Smoke alarms and insulation
114 The Regulatory Impact Analysis Team (RIAT) in the Treasury has reviewed the smoke alarm and insulation RIS. RIAT considers that the information and analysis summarised in the RIS does not meet the quality assurance criteria. As well as lacking analysis (particularly of the proposals to strengthen enforcement powers, rec 8), there has been inadequate consultation.
115 Given the broad and pervasive nature of the problem definition, the objectives are narrowly defined, preventing consideration of alternative standards and methods of improving health outcomes for tenants. RIAT is not confident that the range of potential options has received adequate analysis, particularly for enforcement.
116 The RIS does identify, describe, and where possible quantify, likely impacts of the proposals. However, the impact in practice will be highly dependent on the responses of individual tenants and landlords, which are difficult to assess given the limited consultation. RIAT notes in particular that the cost-benefit analysis for smoke alarms is dependent on an assumption of high or full compliance. There is also a lack of discussion about the potential for landlords to pass on to tenants increased costs of insulation (in the form of higher rents).
117 Finally, the RIS does not differentiate the proposal to strengthen enforcement powers for RTA breaches from the proposed standards for insulation, despite these options addressing different problems. RIAT recommends that more consideration be given to including enforcement matters in the monitoring plan which should enable informed analysis in any future reform.
3 thoughts on “Individual freedom, choice, and personal responsibility – or not”
I have never read a Cabinet briefing paper before.
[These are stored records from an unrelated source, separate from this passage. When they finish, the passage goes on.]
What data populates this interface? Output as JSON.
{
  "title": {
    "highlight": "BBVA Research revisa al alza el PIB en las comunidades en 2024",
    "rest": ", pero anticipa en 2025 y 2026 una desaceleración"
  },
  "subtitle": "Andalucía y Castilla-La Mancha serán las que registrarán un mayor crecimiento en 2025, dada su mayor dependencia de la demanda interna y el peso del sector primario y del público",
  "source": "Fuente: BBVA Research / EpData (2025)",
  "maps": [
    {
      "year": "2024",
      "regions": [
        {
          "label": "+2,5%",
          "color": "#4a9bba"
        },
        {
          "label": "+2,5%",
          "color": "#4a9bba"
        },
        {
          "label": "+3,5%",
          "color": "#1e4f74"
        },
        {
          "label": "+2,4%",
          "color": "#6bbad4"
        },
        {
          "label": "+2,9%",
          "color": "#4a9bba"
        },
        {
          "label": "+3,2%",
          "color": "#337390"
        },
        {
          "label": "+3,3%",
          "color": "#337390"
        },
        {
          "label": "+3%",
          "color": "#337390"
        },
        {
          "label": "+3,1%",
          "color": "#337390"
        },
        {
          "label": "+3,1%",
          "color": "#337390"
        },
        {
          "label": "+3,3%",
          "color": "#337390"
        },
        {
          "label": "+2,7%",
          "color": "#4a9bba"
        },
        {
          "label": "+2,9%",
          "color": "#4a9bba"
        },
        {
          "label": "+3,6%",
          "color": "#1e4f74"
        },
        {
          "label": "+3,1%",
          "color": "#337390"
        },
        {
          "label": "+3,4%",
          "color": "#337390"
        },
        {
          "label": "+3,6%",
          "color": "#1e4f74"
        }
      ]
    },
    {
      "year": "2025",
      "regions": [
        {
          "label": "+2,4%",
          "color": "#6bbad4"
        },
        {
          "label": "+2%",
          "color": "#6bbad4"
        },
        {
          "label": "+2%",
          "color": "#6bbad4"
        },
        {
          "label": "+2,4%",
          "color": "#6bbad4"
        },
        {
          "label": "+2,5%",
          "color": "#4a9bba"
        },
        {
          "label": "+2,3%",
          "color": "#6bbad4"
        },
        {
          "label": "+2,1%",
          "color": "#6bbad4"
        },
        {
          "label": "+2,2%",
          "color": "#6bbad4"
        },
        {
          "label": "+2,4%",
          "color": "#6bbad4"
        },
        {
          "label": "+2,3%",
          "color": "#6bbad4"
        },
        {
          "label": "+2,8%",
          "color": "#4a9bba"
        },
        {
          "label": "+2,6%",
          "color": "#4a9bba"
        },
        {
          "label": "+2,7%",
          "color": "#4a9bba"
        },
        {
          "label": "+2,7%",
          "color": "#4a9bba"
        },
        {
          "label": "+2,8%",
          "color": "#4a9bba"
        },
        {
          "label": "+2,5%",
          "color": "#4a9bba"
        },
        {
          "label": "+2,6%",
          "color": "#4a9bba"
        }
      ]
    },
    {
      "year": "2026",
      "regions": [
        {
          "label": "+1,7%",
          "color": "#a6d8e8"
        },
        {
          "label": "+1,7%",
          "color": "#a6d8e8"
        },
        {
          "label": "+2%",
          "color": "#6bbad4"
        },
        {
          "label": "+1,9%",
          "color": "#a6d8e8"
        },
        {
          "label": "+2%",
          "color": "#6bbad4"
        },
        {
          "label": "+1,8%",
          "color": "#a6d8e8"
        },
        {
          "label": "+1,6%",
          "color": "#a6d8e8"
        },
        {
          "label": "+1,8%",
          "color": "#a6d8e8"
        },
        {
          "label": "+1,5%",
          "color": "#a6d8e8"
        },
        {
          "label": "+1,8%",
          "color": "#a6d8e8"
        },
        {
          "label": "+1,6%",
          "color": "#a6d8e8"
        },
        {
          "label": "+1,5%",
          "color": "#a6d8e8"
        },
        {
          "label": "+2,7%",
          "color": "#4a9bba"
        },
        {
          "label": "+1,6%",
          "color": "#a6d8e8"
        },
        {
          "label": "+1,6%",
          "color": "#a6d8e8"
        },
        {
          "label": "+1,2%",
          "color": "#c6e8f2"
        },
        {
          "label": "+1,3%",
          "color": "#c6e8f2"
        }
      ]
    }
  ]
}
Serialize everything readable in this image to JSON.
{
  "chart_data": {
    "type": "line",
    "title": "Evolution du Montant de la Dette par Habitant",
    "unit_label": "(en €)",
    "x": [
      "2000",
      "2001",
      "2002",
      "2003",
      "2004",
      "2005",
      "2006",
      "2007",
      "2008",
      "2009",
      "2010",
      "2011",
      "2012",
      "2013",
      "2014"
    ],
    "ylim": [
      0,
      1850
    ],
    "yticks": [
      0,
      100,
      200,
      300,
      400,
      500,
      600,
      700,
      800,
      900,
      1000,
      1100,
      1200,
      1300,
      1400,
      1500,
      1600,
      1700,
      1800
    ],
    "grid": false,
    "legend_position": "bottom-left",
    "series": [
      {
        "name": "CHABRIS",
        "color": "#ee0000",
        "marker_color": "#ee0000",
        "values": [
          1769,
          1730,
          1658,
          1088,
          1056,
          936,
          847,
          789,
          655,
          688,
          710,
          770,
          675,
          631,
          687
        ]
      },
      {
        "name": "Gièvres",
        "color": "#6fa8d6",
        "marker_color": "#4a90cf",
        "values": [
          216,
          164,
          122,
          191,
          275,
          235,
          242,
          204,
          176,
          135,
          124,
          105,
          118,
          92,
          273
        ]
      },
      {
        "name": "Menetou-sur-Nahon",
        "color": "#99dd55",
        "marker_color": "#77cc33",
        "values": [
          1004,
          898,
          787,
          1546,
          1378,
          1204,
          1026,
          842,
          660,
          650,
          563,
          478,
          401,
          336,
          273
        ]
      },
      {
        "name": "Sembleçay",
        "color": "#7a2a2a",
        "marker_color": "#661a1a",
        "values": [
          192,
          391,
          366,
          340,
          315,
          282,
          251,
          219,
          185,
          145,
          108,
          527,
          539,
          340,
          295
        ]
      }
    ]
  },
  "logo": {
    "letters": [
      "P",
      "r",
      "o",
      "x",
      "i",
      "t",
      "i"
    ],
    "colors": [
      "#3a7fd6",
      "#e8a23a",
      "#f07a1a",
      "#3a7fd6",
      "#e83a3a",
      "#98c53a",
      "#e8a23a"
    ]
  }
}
There are a lot of recommendations from an “I” who is never identified. Is this the Minister or an unnamed civil servant? As you point out, the author seems very keen to spend someone else’s money on problems the market should address. It might not be more persuasive if we knew the identity of “I” but it would certainly be more interesting.
Cabinet papers are always from the Minister him or herself (altho written by officials with varying degrees of involvement by ministers themselves, depending on the issue and Minister. With this one, I think we can assume a pretty high degree of Nick Smith involvement.
Nice post. Read somewhere that seat belts were not cost effective unless 15% used them.
Warrant of fitness proposals last year include the landlord maintaining the battery on smoke alarms because they know tenants often do not bother.